Katliam 1915 baharında başladı (daha önce kendiliğinden ortaya çıkan bazı salgınlar vardı). Osmanlı İmparatorluğu'nun çöküşüne kadar ve sonrasında 1923 yılına kadar sürmüştür. İnsanlar basitçe fiziksel olarak yok edildiler: nehirlerde ve göllerde boğuldular, evlerde yakıldılar, süngülerle vurulup bıçaklandılar, uçurumlara ve vadilere atıldılar, açlıktan öldüler ve en şiddetli işkence ve şiddetten sonra öldürüldüler. Çocuklara ve kızlara tecavüz edildi, köle olarak satıldı. Ordu, jandarma, polis ve Kürt cezalandırıcıların gözetiminde yüz binlerce insan Batı Ermenistan'daki evlerinden sürülerek Suriye ve Mezopotamya'nın çöl topraklarına gönderildi. Sürgün edilenlerin malları ve malları yağmalandı. Yolda yine soyulan, öldürülen ve tecavüze uğrayan yiyecek, su, ilaç bulamayan göçmen sütunları, dağlık ve ıssız yollarda ilerlerken ilkbaharda kar gibi eridi. Binlerce insan açlıktan, susuzluktan, hastalıktan, soğuktan ve sıcaktan öldü. Hazırlanmayan belirlenen yerlere ulaşanlar, ıssız, yaşanmaz bölgelerdeydiler ve yine su, yiyecek ve ilaçsız öldüler. 1,5 milyona yakın insan kısa sürede ve en vahşi şekilde katledildi. Yaklaşık 300 bin kişi daha Rus Kafkaslarına, Arap Doğusuna ve diğer yerlere kaçabildi (daha sonra Batı Avrupa ve Amerika'da büyük Ermeni toplulukları kurulacaktı). Aynı zamanda, Kafkasya'da, Rus İmparatorluğu çöktüğünde ve Türkler, Kafkasya'nın Rus bölgelerini işgal etmeye çalıştığında, kısa süre sonra Türk cellatlarının darbesi altında kaldılar.

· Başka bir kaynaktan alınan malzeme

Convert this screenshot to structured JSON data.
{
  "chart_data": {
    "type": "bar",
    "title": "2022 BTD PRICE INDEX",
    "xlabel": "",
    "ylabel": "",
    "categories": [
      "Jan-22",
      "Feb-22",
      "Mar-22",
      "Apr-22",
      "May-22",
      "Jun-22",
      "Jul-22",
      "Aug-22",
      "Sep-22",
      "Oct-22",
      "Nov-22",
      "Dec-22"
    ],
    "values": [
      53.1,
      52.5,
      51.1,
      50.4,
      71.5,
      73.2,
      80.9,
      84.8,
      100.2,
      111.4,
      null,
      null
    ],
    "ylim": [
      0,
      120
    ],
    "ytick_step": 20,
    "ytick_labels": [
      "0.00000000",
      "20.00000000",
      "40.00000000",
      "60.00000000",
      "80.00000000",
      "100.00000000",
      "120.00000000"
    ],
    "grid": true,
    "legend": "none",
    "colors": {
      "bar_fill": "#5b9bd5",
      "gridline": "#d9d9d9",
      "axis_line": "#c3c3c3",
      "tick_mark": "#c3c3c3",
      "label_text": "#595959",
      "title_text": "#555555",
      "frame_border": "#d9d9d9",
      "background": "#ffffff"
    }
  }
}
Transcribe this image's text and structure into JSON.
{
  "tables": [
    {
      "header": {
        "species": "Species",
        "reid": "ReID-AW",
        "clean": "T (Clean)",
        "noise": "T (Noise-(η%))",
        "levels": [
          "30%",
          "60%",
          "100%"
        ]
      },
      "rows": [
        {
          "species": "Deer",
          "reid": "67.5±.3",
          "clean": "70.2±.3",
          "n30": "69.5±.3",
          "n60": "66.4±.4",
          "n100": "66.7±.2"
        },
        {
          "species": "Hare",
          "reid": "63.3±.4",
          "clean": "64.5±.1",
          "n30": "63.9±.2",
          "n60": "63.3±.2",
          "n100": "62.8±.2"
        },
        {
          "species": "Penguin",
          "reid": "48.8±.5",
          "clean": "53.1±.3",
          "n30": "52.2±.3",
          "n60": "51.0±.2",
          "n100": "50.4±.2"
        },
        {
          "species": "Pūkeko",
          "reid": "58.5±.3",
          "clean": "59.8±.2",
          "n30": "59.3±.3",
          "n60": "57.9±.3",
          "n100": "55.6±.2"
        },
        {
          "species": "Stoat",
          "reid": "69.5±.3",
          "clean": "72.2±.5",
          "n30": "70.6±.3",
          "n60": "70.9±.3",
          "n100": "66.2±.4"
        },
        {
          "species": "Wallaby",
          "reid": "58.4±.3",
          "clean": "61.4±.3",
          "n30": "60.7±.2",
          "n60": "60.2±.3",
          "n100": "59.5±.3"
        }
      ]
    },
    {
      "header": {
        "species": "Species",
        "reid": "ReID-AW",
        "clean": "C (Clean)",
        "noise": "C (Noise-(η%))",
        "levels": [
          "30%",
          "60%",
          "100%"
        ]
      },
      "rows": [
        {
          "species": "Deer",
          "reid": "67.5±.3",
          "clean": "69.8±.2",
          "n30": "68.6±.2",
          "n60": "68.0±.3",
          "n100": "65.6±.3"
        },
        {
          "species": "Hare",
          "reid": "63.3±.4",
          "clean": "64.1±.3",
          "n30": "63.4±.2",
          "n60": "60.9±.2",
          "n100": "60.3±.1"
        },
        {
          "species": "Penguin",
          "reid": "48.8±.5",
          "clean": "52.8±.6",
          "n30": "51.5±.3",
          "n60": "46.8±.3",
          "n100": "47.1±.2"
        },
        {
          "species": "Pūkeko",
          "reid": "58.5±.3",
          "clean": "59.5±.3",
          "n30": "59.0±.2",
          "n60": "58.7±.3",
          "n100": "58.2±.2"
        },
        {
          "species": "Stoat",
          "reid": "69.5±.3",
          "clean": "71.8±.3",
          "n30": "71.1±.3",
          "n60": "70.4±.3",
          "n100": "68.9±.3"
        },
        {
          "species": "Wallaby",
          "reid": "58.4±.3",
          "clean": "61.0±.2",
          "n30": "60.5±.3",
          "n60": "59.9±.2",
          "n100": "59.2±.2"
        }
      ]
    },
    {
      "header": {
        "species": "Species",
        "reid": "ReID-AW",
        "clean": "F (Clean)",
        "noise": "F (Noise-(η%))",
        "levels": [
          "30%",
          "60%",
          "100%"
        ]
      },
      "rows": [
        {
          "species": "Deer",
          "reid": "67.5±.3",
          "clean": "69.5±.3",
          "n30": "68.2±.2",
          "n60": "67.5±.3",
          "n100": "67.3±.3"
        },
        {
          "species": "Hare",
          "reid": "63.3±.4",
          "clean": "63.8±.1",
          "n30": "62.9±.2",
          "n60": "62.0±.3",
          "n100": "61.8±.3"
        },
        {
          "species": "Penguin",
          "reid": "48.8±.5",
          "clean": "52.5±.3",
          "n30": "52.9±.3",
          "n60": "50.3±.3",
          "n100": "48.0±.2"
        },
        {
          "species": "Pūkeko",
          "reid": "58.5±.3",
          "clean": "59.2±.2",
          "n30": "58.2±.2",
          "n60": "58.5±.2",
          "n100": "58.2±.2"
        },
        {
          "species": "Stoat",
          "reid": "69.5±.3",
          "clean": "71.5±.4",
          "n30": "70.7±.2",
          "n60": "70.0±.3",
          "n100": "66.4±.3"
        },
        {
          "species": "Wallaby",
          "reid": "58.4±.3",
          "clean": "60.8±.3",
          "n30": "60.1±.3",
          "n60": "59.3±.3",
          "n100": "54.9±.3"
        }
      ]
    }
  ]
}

Daha sonra Yunanistan 1917'de İtilaf'ın yanında yer aldığında, Türk hükümeti "tehcir" yasasını Yunanlıları da kapsayacak şekilde genişletti. Doğru, Yunanlılar istisnasız katledildi, ancak Yunan nüfusunun sınır dışı edilmesine cinayet, soygun ve şiddet de eşlik etti. Yunan mülteci sayısı 600 bin kişiye ulaştı.